I welcome the pilot and the emphasis on intelligence-led checks on very high-risk passengers and journeys. That has clearly had a very positive impact, as is shown by the preliminary results, such as the 10% increase in respect of illegal immigrants and, as we heard from the Prime Minister, the 100% increase in firearms seizures. I also welcome the reviews that have been launched into what has happened over the past few days and the review of the pilot. I particularly welcome the fact that on Monday the Home Secretary confirmed that she would be happy for John Vine to look at every aspect of this episode, including the ministerial decisions that were taken. However, I would just gently point out that that is not included in his terms of reference, but the fact that the Home Secretary put it on the record earlier this week confirms that he has that remit.

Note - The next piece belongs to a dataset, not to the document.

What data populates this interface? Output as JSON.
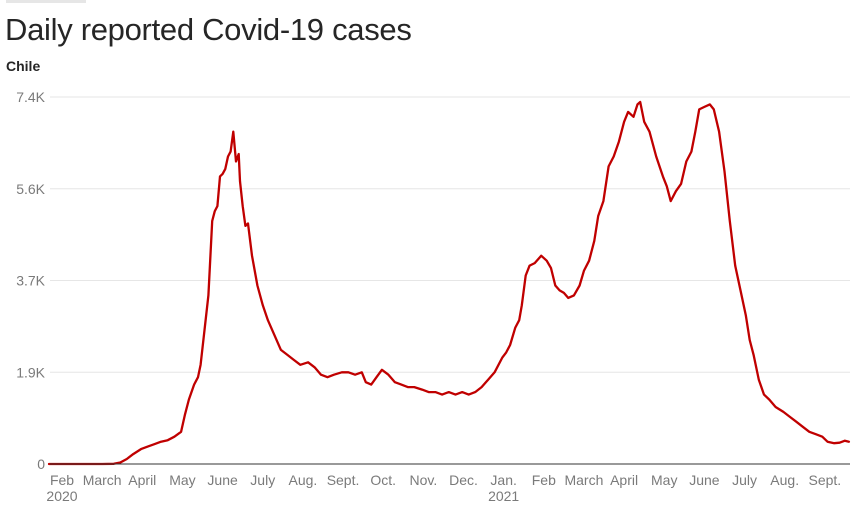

If we are serious—as I think Members on both sides of the House are—about improving security at our borders, one aspect that we could usefully address is the progress being made in respect of the border police command in the National Crime Agency. In the long term, that will clearly have a very positive impact on the security of our borders. An update on the progress being made in establishing that body would have been useful, and perhaps the Minister will give us that information in his winding-up speech. We would like to know, for instance, what progress is being made in drawing up the comprehensive cross-agency assessment of the threat posed to border security by organised crime; that is a key aspect of the border policing command responsibilities. I would also like the Minister to say whether the reviews that have been launched will have any impact on the business plan that is being drawn up, particularly as it relates to developing the smart zone concept for processing pre-checked low-risk passengers through border controls. Might these reviews have an impact beyond the topics under immediate scrutiny, which concern all hon. Members?

I know that many other Members want to speak, so I shall conclude by saying that what the events of the last three or four days have underlined is that in 13 years the previous Government did not reform a Department that was deemed to be not fit for purpose, and that the coalition Government have not completed the reform yet either, but we are committed to doing that and we will achieve it in this Parliament.